イエスは十字架の上で死なれました。人は20パーセントの血液を一度に失うと出血性ショックを起こし死にます。30パーセントになるとほとんど命は助かりません。50パーセントなら完全に死にます。イエスの心臓は脇腹から槍で突かれ、そこから血と水がほとんどすべてといってよいほど流れ出ました。その死は、何人もの犯罪人を処刑してきたローマ兵によって確認されています。彼らが間違えるはずはありません。イエスの遺体は弟子たちによって葬られましたが、彼らもイエスの死を確認しています。イエスの死は疑う余地のないものです。

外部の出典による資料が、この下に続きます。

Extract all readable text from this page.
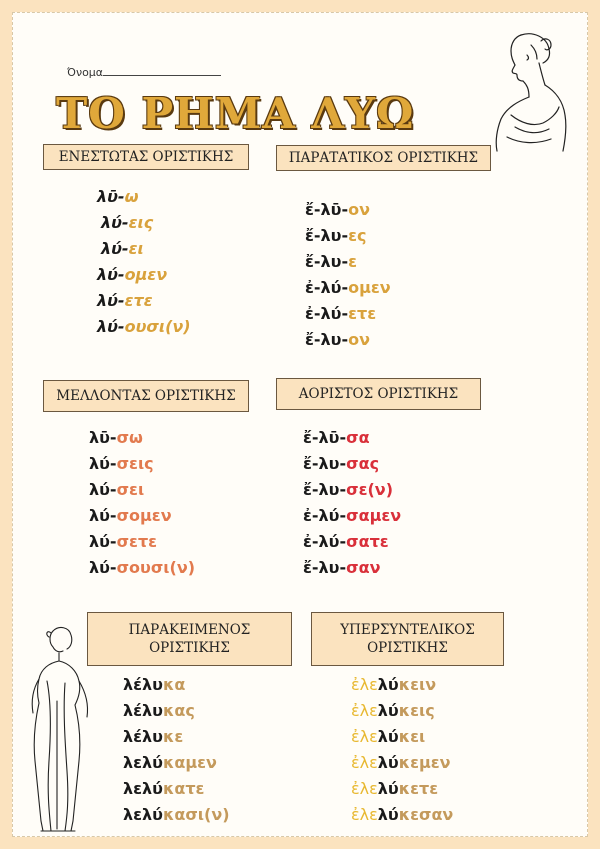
Όνομα
ΤΟ ΡΗΜΑ ΛΥΩ
ΕΝΕΣΤΩΤΑΣ ΟΡΙΣΤΙΚΗΣ	ΠΑΡΑΤΑΤΙΚΟΣ ΟΡΙΣΤΙΚΗΣ
ΜΕΛΛΟΝΤΑΣ ΟΡΙΣΤΙΚΗΣ	ΑΟΡΙΣΤΟΣ ΟΡΙΣΤΙΚΗΣ
ΠΑΡΑΚΕΙΜΕΝΟΣ ΟΡΙΣΤΙΚΗΣ
ΥΠΕΡΣΥΝΤΕΛΙΚΟΣ ΟΡΙΣΤΙΚΗΣ
λῡ-ω
λύ-εις
λύ-ει
λύ-ομεν
λύ-ετε
λύ-ουσι(ν)
ἔ-λῡ-ον
ἔ-λυ-ες
ἔ-λυ-ε
ἐ-λύ-ομεν
ἐ-λύ-ετε
ἔ-λυ-ον
λῡ-σω
λύ-σεις
λύ-σει
λύ-σομεν
λύ-σετε
λύ-σουσι(ν)
ἔ-λῡ-σα
ἔ-λυ-σας
ἔ-λυ-σε(ν)
ἐ-λύ-σαμεν
ἐ-λύ-σατε
ἔ-λυ-σαν
λέλυκα
λέλυκας
λέλυκε
λελύκαμεν
λελύκατε
λελύκασι(ν)
ἐλελύκειν
ἐλελύκεις
ἐλελύκει
ἐλελύκεμεν
ἐλελύκετε
ἐλελύκεσαν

復活とは、死にかけていたが息を吹き返したということではありません。イエスは完全に死なれましたが、ご自分の死によって、「死」そのものを死なせ、死に勝利して復活されたのです。イエスはひとたび死なれましたが、ふたたびよみがえられました。イエスはもう死ぬことのない栄光のからだによみがえったのです。そのようなことは歴史の中で一度もなかったことです。人類の歴史は、人が生まれては死ぬという繰り返しでした。創世記の「アダムの系図」には「こうして彼は死んだ」という言葉が8回も繰り返されています(創世記5章)。人は皆、アダムの子として、「こうして彼は死んだ」「こうして彼女は死んだ」と言われて人生を終わります。しかし、キリストにある者は違います。イエス・キリストが復活されたように、やがて栄光のからだに復活するのです。罪からの救いを与えてくださったイエスは、罪の結果である死からの救いをも与えてくださるのです。イエスが復活されたのは、私たちの復活のさきがけとなるためであり、それを保証するためでした。そればかりでなく、イエスの復活のいのちは、信じる者のうちに今、働いて、信じる者を新しい存在にし、地上の人生を力強く生き抜く力を与えるのです。イエス・キリストの十字架と復活、ここに救いがあります。
二、信仰
ある教会のイースターの案内に「イエス・キリストは十字架から三日目によみがえったと言われています」と書いてありました。私はそれを読んで、驚き、またがっかりし、憤りさえ覚えました。「キリストは…よみがえったと言われています」ではなく、「キリストは…よみがえりました」と書くべきだからです。クリスチャンでない人たちがそういうのはしかたがないとしても、教会はイエス・キリストの復活の証人で、人々にキリストの復活を知らせなければならないのです。復活の事実を信じればこそイースターを祝い、毎週日曜日、イエスの復活の日を記念して礼拝に集まり、「小さなイースター」を祝っているのです。信仰は事実に基づきます。「復活があったかどうかは分からないけど、そう言われているから、そういうことにしておきましょう」というのは信仰ではありません。使徒パウロは「そして、キリストが復活されなかったのなら、私たちの宣教は実質のないものになり、あなたがたの信仰も実質のないものになるのです」(コリント第一15:14)と言っています。信仰の土台は歴史の事実です。もし、キリストの十字架や復活がたんなる物語で事実でないなら、そこにいくら意味付けをしても、私たちに救いはないのです。パウロはこうも言っています。「そして、もしキリストがよみがえらなかったのなら、あなたがたの信仰はむなしく、あなたがたは今もなお、自分の罪の中にいるのです。…もし、私たちがこの世にあってキリストに単なる希望を置いているだけなら、私たちは、すべての人の中で、一番哀れな者です。」(同15:17、19)しかし、事実、キリストは復活されました。イエスは復活によって、私たちの罪が十字架によって赦され、神の前に正しい者とされていることを確かなものとされたのです。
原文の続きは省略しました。